Sculpture 1'-6" x 2'-7" x 5"

I started the sculpture first. After building up layers of aluminum foil on a plywood base and applying a protective coating, I started the marble painting. I researching different types of real life marble, and then pushing the color and contrast in my painted rendition. Then I lit the unpainted sculpture as a model for a charcoal value study and the final trompe l'oeil painting over the marble base. After finishing off the sculpture with its distressed and textured paint treatment, I was eventually able to remove the plywood backing and replace it with a simple frame. 

Fantasy Marble 3'-7" x 6'

Thursday, February 1, 2007

Portrait of Lawrence Lee after Anton Raphael Mengs

3'-0" x 4'-0"

This was one of my internship projects at Seattle Repertory Theater. The idea was to swap a contemporary person into a historical painting, as if you needed an on-stage portrait to both look like the actor/actress playing the role and be period appropriate. Above is my painting of Lawrence Lee, a friend of mine, after a self-portrait by Anton Raphael Mengs, circa 1775 (below). Note: the reference I was working with was printed in a book. It was darker and didn't quite match the web copy I found for this blog post. 
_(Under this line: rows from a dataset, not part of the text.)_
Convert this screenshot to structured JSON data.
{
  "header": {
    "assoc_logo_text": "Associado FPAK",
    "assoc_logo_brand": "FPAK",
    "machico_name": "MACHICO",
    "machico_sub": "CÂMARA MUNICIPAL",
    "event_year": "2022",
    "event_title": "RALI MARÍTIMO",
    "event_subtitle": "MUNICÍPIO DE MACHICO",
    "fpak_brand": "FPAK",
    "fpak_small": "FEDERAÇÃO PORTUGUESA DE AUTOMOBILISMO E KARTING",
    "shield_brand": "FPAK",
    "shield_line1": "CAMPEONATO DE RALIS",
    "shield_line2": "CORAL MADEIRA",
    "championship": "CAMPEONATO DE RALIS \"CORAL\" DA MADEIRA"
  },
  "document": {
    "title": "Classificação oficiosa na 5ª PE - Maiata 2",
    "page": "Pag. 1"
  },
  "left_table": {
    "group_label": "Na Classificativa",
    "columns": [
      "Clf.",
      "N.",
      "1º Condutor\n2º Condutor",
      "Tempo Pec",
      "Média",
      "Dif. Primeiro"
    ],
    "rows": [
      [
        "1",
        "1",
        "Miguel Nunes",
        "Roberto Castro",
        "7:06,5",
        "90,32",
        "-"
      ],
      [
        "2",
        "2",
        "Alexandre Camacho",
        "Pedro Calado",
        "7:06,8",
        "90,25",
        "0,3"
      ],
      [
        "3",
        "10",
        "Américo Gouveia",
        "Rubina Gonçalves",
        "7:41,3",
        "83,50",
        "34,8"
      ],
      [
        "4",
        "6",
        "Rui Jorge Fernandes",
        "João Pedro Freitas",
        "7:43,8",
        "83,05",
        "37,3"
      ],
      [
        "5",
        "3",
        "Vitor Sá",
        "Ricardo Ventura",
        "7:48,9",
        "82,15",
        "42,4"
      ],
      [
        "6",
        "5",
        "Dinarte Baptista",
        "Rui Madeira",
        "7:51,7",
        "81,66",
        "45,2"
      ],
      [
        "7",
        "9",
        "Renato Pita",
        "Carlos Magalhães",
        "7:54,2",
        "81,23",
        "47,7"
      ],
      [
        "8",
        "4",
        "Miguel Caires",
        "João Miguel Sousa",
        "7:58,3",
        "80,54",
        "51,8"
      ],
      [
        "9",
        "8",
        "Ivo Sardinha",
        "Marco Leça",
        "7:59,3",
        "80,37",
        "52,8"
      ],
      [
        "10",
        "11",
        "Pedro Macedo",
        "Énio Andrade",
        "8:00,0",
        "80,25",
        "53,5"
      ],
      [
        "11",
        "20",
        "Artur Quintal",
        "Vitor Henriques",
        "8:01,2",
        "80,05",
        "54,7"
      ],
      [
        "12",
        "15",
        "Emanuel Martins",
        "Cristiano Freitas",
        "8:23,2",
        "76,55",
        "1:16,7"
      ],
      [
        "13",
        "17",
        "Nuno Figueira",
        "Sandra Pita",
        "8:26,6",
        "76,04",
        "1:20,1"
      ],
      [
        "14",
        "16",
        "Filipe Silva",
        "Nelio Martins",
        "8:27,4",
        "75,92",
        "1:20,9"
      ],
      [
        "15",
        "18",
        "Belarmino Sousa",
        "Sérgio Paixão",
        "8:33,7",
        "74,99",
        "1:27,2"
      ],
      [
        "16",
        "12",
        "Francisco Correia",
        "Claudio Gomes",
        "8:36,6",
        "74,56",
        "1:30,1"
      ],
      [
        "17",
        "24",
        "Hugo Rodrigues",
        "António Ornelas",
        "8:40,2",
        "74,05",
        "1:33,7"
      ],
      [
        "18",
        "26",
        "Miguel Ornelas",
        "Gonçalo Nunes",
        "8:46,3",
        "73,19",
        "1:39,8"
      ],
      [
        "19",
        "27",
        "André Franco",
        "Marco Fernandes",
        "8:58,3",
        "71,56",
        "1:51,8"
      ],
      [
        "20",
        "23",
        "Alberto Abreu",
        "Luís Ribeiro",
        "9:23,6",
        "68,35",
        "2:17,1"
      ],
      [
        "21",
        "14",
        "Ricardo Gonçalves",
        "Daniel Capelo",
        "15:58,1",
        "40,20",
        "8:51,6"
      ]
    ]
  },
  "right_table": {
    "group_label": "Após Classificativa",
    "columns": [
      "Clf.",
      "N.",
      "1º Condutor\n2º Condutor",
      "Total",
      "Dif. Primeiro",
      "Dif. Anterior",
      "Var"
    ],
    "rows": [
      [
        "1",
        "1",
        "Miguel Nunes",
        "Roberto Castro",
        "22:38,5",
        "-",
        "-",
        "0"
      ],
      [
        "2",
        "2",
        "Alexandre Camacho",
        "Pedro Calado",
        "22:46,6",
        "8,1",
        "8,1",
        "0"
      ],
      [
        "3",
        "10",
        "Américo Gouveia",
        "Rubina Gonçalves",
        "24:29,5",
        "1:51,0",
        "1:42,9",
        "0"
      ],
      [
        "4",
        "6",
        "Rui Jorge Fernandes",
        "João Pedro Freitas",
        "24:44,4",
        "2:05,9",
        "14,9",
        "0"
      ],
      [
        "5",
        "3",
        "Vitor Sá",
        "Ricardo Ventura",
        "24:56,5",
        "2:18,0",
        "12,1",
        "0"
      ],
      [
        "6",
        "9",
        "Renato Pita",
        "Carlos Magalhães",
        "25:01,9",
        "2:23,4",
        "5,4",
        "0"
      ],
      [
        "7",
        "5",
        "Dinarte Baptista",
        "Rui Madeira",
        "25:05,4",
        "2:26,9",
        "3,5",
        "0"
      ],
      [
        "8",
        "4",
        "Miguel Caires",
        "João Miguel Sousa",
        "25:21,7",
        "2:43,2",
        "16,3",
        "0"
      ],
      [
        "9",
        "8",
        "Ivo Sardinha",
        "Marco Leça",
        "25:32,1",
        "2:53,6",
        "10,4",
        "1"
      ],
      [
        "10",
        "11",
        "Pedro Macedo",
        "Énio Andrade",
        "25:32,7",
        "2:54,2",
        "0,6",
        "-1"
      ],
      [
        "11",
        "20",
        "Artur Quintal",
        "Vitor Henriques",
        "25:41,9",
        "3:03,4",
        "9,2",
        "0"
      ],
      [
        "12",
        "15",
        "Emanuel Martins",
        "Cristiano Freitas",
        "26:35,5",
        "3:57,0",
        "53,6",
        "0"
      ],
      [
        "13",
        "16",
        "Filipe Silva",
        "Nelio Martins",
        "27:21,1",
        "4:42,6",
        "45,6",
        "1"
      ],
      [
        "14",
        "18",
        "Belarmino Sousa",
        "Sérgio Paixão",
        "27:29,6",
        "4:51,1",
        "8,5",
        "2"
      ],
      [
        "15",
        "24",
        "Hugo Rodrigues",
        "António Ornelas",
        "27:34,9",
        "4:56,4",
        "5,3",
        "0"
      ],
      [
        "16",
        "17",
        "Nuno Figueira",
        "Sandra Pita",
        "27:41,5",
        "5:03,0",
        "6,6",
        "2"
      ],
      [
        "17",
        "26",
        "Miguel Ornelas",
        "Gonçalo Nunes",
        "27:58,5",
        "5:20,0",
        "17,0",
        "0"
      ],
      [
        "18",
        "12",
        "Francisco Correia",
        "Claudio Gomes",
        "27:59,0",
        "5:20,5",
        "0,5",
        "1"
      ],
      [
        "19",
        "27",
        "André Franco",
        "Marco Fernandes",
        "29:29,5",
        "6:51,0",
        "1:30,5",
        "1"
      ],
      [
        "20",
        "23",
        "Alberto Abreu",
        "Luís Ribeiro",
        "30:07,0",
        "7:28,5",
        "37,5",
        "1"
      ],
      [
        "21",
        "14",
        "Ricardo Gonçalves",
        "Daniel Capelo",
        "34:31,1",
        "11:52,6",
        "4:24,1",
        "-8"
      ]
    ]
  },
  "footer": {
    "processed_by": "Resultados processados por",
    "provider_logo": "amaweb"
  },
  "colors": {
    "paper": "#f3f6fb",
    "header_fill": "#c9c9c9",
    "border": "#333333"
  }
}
To get a rich black background which would stay dark under bright stage lights, the painting is on a black velour. I started by overlaying a transparency grid on the reference and stretching a corresponding string grid over the canvas. Then I transferred the drawing over in white chalk and carefully dry-brushed an under-painting in white; a heavily loaded brush would just clump and mat up the nap of the velour. The grey scale pass was essential to getting any of the other colors to read since the black velour so voraciously sucked up any available light.